Other times, focus detection breaks randomly and you're in a text box but something happens and, whoops, off you go to the previous page. I don't know how often these early web guys thought we'd be going back, but mapping it to one of the largest and most frequently used keys is asinine.
Andreeson recently said that his team always thought of the front and back buttons as half-assed solutions until they could figure out something better. Guess that's probably never going to change.
I feel your pain. For me it was losing many hours worth of written and rewritten letters to girlfriends and friends. Kids these days have no idea how hard we had it with their state captured forms.
Yes, that's one terrible shortcut. For those on Firefox: in about:config, set browser.backspace_action to 2 to disable it. Made my life better, though it also made me realize I used to use it to go back sometimes.
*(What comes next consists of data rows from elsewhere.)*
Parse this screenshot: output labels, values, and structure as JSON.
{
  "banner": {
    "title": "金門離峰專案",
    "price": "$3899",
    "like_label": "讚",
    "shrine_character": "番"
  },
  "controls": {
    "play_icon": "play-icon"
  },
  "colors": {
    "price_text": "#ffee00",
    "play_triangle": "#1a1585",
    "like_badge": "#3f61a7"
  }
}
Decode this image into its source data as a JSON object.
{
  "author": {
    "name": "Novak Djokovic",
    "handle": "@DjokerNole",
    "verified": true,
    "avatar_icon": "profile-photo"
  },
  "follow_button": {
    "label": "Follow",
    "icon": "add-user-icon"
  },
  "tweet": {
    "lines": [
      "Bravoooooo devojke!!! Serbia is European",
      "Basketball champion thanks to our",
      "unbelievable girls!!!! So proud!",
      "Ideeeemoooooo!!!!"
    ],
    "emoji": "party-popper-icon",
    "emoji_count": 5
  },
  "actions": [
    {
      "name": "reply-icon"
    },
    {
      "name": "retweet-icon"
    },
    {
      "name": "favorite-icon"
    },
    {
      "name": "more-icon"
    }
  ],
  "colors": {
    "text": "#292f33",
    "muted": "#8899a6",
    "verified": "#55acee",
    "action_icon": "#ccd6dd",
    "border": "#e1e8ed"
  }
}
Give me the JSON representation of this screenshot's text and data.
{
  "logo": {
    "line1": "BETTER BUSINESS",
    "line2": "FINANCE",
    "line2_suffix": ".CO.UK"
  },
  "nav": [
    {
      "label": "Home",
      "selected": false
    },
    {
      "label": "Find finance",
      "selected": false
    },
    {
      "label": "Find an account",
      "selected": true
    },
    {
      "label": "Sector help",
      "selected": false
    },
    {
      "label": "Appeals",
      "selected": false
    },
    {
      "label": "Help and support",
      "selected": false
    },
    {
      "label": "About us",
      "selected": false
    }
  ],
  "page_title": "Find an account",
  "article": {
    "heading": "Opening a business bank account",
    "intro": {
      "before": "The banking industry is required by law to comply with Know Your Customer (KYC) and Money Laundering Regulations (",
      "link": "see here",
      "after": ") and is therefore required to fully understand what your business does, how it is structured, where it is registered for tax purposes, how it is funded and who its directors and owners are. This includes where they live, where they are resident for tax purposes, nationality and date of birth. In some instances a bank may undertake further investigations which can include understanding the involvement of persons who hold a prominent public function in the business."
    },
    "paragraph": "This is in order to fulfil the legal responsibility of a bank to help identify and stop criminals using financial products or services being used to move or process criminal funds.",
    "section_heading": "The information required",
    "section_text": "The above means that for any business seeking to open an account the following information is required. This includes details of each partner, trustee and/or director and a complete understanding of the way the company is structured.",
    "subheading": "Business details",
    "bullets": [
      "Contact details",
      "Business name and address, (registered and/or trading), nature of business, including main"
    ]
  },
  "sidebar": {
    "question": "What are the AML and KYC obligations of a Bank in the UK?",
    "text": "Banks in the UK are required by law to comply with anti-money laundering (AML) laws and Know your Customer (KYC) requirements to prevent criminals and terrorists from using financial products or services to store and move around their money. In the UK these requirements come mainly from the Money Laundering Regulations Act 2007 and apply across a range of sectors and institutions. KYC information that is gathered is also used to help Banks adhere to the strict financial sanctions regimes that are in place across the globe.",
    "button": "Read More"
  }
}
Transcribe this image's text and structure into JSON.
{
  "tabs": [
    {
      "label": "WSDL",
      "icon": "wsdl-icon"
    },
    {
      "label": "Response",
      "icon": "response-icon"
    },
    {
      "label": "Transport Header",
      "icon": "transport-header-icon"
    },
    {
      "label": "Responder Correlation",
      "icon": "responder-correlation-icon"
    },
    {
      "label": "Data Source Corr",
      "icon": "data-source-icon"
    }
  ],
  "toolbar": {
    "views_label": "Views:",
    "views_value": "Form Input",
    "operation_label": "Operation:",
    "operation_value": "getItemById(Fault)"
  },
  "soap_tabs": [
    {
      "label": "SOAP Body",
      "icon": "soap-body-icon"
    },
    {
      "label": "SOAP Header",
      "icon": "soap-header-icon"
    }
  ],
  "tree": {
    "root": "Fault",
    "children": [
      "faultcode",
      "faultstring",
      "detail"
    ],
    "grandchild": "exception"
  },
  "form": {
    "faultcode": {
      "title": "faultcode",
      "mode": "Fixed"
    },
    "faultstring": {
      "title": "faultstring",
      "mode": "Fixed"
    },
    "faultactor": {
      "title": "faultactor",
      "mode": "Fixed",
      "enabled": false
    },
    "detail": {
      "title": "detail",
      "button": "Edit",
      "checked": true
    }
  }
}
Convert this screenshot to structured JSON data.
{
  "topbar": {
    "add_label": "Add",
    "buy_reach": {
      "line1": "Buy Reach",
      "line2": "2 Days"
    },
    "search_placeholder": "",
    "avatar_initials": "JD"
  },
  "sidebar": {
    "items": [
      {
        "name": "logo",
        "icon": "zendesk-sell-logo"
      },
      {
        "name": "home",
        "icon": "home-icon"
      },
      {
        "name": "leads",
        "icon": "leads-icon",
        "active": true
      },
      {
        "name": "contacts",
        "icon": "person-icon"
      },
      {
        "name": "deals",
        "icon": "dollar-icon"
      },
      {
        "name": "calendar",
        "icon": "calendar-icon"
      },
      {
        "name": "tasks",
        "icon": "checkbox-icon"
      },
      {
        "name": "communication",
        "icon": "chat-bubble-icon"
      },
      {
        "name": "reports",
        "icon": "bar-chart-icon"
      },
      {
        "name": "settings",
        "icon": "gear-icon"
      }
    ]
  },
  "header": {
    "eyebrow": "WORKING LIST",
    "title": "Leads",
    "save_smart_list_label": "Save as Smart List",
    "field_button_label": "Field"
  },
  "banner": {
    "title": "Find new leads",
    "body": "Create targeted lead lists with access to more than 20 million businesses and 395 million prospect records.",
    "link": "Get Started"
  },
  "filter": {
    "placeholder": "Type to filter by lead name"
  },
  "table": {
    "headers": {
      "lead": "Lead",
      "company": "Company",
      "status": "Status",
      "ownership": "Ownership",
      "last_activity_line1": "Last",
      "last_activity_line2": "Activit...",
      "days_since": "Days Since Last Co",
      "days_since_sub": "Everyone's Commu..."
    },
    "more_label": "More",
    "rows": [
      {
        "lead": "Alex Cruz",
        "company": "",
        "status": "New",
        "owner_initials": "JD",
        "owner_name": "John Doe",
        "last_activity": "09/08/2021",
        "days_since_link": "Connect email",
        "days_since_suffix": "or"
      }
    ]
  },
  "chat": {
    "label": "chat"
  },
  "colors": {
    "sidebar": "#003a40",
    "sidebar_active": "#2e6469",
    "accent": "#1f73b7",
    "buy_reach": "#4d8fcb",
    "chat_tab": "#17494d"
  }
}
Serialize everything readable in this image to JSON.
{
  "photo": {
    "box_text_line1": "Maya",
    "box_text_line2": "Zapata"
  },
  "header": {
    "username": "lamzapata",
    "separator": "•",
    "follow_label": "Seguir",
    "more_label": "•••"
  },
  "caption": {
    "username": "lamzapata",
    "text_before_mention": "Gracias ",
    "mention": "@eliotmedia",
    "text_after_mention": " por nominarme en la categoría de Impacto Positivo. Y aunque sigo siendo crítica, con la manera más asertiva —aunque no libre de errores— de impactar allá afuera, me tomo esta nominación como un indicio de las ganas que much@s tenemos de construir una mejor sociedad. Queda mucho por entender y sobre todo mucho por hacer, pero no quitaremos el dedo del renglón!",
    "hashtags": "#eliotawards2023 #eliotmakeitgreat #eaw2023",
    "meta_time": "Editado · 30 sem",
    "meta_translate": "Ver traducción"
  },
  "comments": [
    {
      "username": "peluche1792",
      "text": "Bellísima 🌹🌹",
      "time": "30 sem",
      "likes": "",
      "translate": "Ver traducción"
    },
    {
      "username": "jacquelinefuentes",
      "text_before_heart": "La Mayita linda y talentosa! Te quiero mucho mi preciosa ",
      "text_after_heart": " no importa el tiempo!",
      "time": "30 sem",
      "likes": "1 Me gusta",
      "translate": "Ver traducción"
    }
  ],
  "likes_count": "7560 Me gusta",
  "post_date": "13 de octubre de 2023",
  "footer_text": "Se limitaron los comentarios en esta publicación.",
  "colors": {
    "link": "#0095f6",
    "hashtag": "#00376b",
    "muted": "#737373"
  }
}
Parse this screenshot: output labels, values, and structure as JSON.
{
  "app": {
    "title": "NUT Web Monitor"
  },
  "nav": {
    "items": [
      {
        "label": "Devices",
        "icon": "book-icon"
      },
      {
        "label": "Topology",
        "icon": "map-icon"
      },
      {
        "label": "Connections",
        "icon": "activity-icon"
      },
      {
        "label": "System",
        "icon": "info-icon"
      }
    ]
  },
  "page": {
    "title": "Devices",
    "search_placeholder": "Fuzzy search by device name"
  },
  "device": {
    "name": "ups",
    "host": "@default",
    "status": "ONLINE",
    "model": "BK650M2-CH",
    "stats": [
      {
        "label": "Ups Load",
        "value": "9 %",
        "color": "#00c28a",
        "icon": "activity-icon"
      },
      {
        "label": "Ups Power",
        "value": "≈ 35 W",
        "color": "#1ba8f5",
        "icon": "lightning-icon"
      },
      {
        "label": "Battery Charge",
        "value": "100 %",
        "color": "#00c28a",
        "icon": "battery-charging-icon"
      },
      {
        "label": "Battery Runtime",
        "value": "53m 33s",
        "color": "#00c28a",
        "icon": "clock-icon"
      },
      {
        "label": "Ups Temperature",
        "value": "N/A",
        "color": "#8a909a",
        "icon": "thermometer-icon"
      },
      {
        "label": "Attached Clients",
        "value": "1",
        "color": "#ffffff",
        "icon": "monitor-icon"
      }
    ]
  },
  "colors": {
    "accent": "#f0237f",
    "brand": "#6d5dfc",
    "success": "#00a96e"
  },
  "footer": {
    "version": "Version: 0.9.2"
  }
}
That person often has contradictory wishes. In this case, for example, it's likely that the person paying them to do the work wished for ^F to move to the next message and for them to build the best product for their customers.
Good management involves prioritizing these things in order to sort out the contradictions, and good employees help with this process by pushing back against directives that contradict what appear to be more important goals.
Good PO/PM's care about the integrity of the product enough to argue with a CEO, but developers intrinsically have extra motivation beyond just "product integrity is valued!": every additional iota of product crappiness is painful, every time they touch it.
It would professional to strongly argue if their opinion is not for the best of the company. By strongly, I would see an argument like "You're the boss, but what you're saying doesn't make any sense because X and Y and Z."
That's irrelevant. The customer pays business (the owner). If the owner does something against his customer's interests, then the customer has the right to shop elsewhere.
Many times conventions are broken by some upper level person who isnt in touch with the reality around him. Projects I have been on have suffered because people dont understand technology or the conventions users have become accustomed to.
Absolutely, but if anyone understands technology, it's Bill Gates. I'm guessing the blame for this case resides with the middle management that forced the programmers to follow the wishes of the boss.